Report From Tinemaha

Mount Tinemaha's East Face

Here's Tinemaha's east face driving up the 395 today. Looks pretty inviting to me, but two of my friends tried to ski it on Saturday, and conditions according to them were definitely less than stellar.

They encountered significant ice at virtually all elevations. I believe they gave up topped out about a thousand feet below Tinemaha's summit, after a long grinding battle with ice intermixed with breakable crust and unconsolidated wintery snow.

Both of them left their crampons in the car, and that was a decision they bitterly regretted.

The normal access via McMurray Meadows was blocked, because the road is snowbound, which made for a longer approach, but do note the snow level is quite low in the Eastern Sierra right now, so at least they got to ski a lot of vertical.

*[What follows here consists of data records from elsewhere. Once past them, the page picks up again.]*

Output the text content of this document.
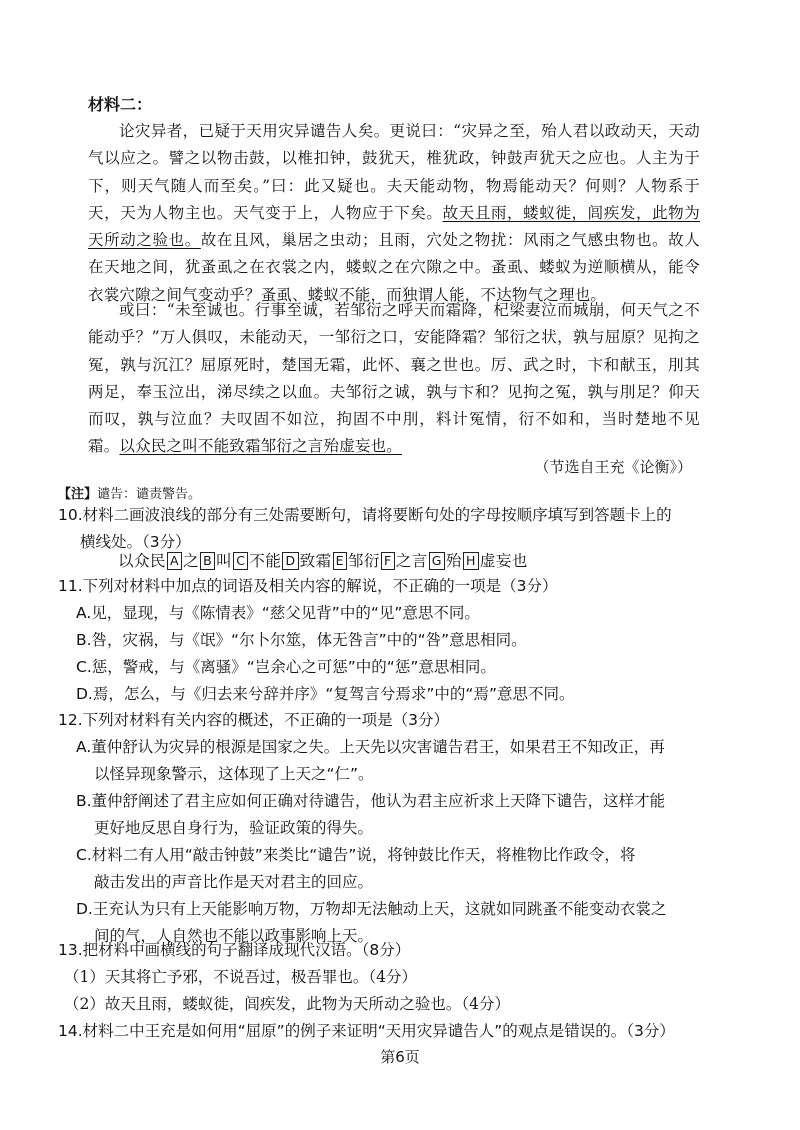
材料二：

论灾异者，已疑于天用灾异谴告人矣。更说曰：“灾异之至，殆人君以政动天，天动气以应之。譬之以物击鼓，以椎扣钟，鼓犹天，椎犹政，钟鼓声犹天之应也。人主为于下，则天气随人而至矣。”曰：此又疑也。夫天能动物，物焉能动天？何则？人物系于天，天为人物主也。天气变于上，人物应于下矣。故天且雨，蝼蚁徙，闾疾发，此物为天所动之验也。故在且风，巢居之虫动；且雨，穴处之物扰：风雨之气感虫物也。故人在天地之间，犹蚤虱之在衣裳之内，蝼蚁之在穴隙之中。蚤虱、蝼蚁为逆顺横从，能令衣裳穴隙之间气变动乎？蚤虱、蝼蚁不能，而独谓人能，不达物气之理也。

或曰：“未至诚也。行事至诚，若邹衍之呼天而霜降，杞梁妻泣而城崩，何天气之不能动乎？”万人俱叹，未能动天，一邹衍之口，安能降霜？邹衍之状，孰与屈原？见拘之冤，孰与沉江？屈原死时，楚国无霜，此怀、襄之世也。厉、武之时，卞和献玉，刖其两足，奉玉泣出，涕尽续之以血。夫邹衍之诚，孰与卞和？见拘之冤，孰与刖足？仰天而叹，孰与泣血？夫叹固不如泣，拘固不中刖，料计冤情，衍不如和，当时楚地不见霜。以众民之叫不能致霜邹衍之言殆虚妄也。

（节选自王充《论衡》）
【注】谴告：谴责警告。
10.材料二画波浪线的部分有三处需要断句，请将要断句处的字母按顺序填写到答题卡上的
横线处。（3分）
以众民 A 之 B 叫 C 不能 D 致霜 E 邹衍 F 之言 G 殆 H 虚妄也
11.下列对材料中加点的词语及相关内容的解说，不正确的一项是（3分）
A.见，显现，与《陈情表》“慈父见背”中的“见”意思不同。
B.咎，灾祸，与《氓》“尔卜尔筮，体无咎言”中的“咎”意思相同。
C.惩，警戒，与《离骚》“岂余心之可惩”中的“惩”意思相同。
D.焉，怎么，与《归去来兮辞并序》“复驾言兮焉求”中的“焉”意思不同。
12.下列对材料有关内容的概述，不正确的一项是（3分）
A.董仲舒认为灾异的根源是国家之失。上天先以灾害谴告君王，如果君王不知改正，再
以怪异现象警示，这体现了上天之“仁”。
B.董仲舒阐述了君主应如何正确对待谴告，他认为君主应祈求上天降下谴告，这样才能
更好地反思自身行为，验证政策的得失。
C.材料二有人用“敲击钟鼓”来类比“谴告”说，将钟鼓比作天，将椎物比作政令，将
敲击发出的声音比作是天对君主的回应。
D.王充认为只有上天能影响万物，万物却无法触动上天，这就如同跳蚤不能变动衣裳之
间的气，人自然也不能以政事影响上天。
13.把材料中画横线的句子翻译成现代汉语。（8分）
（1）天其将亡予邪，不说吾过，极吾罪也。（4分）
（2）故天且雨，蝼蚁徙，闾疾发，此物为天所动之验也。（4分）
14.材料二中王充是如何用“屈原”的例子来证明“天用灾异谴告人”的观点是错误的。（3分）
第6页
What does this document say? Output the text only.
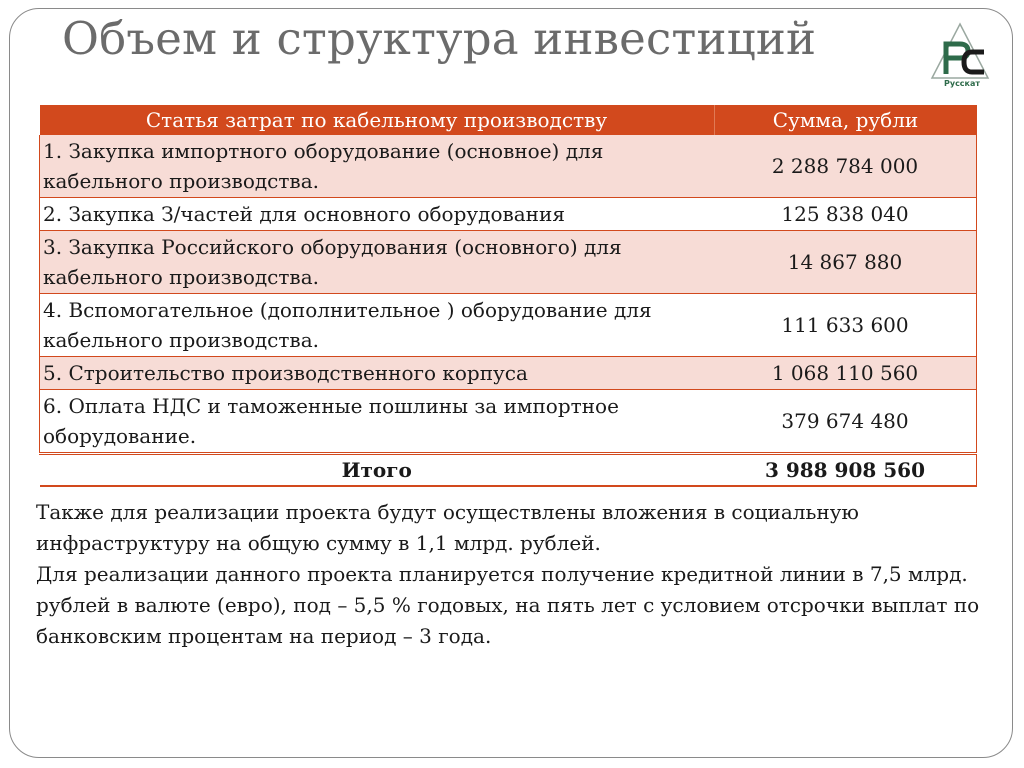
Объем и структура инвестиций
Русскат
Статья затрат по кабельному производству	Сумма, рубли
1. Закупка импортного оборудование (основное) для кабельного производства.	2 288 784 000
2. Закупка З/частей для основного оборудования	125 838 040
3. Закупка Российского оборудования (основного) для кабельного производства.	14 867 880
4. Вспомогательное (дополнительное ) оборудование для кабельного производства.	111 633 600
5. Строительство производственного корпуса	1 068 110 560
6. Оплата НДС и таможенные пошлины за импортное оборудование.	379 674 480
Итого	3 988 908 560

Также для реализации проекта будут осуществлены вложения в социальную инфраструктуру на общую сумму в 1,1 млрд. рублей.

Для реализации данного проекта планируется получение кредитной линии в 7,5 млрд. рублей в валюте (евро), под – 5,5 % годовых, на пять лет с условием отсрочки выплат по банковским процентам на период – 3 года.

Looking over the range today en route to Mammoth, the coverage does look outstanding, but if Tinemaha is icy likely so is everything else.

I assume that means at least a few of the big December/January AR events produced periods of high-altitude heavy rain throughout the Southern Sierra, which means ice is going to be a concern pretty much all the way through spring.

So: big high-angle lines are probably out for at least the near future. I have to say, however, if you can stand to work with lower-angle terrain, there is snow all over the place right now, and you may find it possible to ski some very unusual lines along the highway.

That's my plan, at least.

Based on my friends' description of Tinemaha, for me, the big takeaway is the southern/eastern Sierra snowpack probably looks a lot like the SoCal mountains right now, which means ice ice baby. Consider yourself warned.

— February 6, 2023

Andy Lewicky is the author and creator of SierraDescents

Brad Brown February 7, 2023 at 6:18 pm

Any evidence of a freeze thaw cycle since this is east facing? Wonder if the north aspects are different? Did they report on how the descent was?

Dan Conger February 13, 2023 at 3:21 pm

My parents report at their elevation (6,000 feet, west of Bishop) it alternated back and forth from snow to rain constantly during the storm cycle.